Accessibility practitioners see the effectiveness of automated tools as significantly more limited, estimating that only 20 to 40 percent of potential barriers can be technically detected. Several experts, including Adrian Roselli and Steven Faulkner, report from extensive field tests that automated checks detect only 4 to 10 percent of actual problems.
What explains this discrepancy in estimates? Of course, the figures from the marketing department and independent accessibility consultancies differ because they pursue different goals. The intentionally inserted bugs that the test pages contain also differ, and thus the test results. WCAG versions (Web Content Accessibility Guidelines), tools used – all of this leads to high variance in estimates.
Despite the differences, these figures clearly show that existing tools cannot yet fully assess whether a website is accessible. Even formal checking of WCAG criteria is not yet 100 percent automatable.
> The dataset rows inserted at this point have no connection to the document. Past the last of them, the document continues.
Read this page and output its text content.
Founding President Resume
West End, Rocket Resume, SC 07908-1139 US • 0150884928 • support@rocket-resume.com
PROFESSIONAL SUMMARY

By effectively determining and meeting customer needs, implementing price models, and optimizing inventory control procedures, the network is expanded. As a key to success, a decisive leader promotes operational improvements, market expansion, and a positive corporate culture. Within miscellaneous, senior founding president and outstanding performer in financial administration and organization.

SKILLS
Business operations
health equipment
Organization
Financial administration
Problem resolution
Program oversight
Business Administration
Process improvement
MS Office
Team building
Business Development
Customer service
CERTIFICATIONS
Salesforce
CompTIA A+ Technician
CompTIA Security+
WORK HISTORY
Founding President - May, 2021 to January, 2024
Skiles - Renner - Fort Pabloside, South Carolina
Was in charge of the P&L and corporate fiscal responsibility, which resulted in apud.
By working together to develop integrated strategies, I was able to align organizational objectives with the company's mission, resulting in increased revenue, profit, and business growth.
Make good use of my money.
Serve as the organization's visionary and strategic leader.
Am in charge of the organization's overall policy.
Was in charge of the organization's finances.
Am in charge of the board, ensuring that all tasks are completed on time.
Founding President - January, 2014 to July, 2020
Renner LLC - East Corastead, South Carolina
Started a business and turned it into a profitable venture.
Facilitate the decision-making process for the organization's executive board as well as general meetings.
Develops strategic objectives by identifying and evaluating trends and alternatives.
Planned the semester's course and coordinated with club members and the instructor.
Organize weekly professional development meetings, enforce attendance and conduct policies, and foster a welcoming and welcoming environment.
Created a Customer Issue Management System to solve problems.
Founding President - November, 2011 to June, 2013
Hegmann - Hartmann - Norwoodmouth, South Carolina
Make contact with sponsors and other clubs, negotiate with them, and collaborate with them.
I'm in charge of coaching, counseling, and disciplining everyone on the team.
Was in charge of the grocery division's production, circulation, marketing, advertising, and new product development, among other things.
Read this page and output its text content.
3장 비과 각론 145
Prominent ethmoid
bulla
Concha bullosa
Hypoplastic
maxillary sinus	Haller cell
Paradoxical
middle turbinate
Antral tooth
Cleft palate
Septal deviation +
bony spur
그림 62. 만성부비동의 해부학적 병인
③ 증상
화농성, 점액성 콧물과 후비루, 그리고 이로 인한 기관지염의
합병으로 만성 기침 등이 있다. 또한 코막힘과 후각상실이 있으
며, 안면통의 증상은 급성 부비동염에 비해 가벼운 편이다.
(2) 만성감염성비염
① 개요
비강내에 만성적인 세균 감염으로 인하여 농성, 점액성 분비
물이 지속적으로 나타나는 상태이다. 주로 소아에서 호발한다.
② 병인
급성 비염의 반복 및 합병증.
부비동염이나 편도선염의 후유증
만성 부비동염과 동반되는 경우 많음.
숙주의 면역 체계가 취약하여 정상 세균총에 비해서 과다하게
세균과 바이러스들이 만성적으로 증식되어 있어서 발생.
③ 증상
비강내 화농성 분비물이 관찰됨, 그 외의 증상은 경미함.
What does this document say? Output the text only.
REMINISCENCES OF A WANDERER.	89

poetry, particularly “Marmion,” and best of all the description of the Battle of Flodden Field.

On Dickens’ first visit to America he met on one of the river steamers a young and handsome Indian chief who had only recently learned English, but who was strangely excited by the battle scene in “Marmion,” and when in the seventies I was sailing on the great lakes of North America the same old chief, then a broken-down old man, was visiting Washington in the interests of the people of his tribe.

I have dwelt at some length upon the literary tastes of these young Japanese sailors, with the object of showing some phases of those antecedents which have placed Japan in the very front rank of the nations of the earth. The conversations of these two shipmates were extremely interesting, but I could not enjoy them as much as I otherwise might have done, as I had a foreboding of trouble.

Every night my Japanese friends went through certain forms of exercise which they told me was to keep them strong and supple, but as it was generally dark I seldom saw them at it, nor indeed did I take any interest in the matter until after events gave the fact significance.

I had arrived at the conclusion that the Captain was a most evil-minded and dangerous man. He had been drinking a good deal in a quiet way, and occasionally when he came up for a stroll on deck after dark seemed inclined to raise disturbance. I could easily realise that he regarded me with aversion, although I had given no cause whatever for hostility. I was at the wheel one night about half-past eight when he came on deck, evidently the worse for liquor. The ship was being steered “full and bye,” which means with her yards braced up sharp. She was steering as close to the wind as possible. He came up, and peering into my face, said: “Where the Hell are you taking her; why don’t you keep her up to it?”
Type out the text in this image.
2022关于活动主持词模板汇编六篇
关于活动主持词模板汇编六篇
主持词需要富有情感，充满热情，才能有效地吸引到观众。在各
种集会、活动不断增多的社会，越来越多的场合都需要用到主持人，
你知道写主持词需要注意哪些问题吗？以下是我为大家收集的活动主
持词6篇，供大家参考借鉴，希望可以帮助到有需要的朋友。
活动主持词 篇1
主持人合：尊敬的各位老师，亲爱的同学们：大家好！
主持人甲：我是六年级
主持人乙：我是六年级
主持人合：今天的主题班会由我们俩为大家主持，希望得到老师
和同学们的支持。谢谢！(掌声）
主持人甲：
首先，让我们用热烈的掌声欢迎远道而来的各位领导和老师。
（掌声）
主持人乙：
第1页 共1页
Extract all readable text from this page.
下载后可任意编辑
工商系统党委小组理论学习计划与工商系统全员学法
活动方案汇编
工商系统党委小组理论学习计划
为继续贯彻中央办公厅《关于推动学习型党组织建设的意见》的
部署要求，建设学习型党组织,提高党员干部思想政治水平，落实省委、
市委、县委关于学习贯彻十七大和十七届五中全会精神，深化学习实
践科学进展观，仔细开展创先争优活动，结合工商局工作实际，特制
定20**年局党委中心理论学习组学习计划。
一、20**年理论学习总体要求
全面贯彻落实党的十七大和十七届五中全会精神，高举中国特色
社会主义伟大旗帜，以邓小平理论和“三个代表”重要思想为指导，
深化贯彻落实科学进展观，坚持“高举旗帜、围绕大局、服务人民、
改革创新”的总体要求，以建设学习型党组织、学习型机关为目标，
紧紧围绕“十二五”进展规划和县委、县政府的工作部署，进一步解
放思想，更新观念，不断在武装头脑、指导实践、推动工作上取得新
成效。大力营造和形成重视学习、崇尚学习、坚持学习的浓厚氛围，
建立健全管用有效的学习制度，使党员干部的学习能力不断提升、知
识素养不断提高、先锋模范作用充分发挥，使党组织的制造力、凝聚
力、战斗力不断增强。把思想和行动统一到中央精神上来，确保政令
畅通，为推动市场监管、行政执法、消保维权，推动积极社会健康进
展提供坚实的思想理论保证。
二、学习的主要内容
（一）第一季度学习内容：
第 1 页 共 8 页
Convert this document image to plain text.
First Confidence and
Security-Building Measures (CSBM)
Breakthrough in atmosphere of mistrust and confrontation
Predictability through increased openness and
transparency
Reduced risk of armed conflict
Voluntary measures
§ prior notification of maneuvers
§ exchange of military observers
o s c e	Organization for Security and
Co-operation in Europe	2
Typical Limitations and Case Studies
Even though accessibility requires much more than just blindly adhering to WCAG success criteria, these guidelines provide a solid checklist for getting started. The requirements they contain relate to both the technical and semantic aspects of content, meaning how it is programmatically made available and how clearly it is formulated.
Automated accessibility tools can primarily check structures, patterns, and technical properties. They detect missing attributes, incorrect roles, or syntactic errors – but they do not understand what content means, how users interact with an application, or how logically an interface is structured.
Therefore, it is worthwhile to look at the WCAG criteria from the following perspective: Which requirements relate not only to structures and the formal presence of certain elements, but also to aspects such as intuitive use, interpretation, context, and relevance? The focus is on the criteria of conformance levels A and AA (see info box), as they are legally required by all accessibility laws. The WCAG guidelines are based on the fundamental principles of web content accessibility – perceivable, operable, understandable, and robust. The examples in this article are grouped around these principles.
The Web Content Accessibility Guidelines (WCAG) are an international standard from the World Wide Web Consortium (W3C) for making web content accessible. They define testable success criteria based on four guiding principles: perceivable, operable, understandable, and robust.
WCAG distinguishes three conformance levels, which describe different levels of impact, effort, and technical complexity of the requirements:
- Level A
Requirements with a basic impact on accessibility and relatively low implementation effort. Without their fulfillment, usage is difficult or impossible for many people with disabilities (e.g., alternative texts for images, keyboard operability). - Level AA
Requirements with a high impact for a broad user group, addressing central barriers in the usage context, but requiring a higher level of design, editorial, and technical accessibility know-how (e.g., sufficient color contrast, understandable labels, consistent navigation).
This level is considered the benchmark legal standard in practice and is required by almost all accessibility laws. - Level AAA
Requirements with a very specific impact for individual user groups, involving high conceptual, technical, or organizational effort and therefore not realistically achievable for all content (e.g., sign language versions).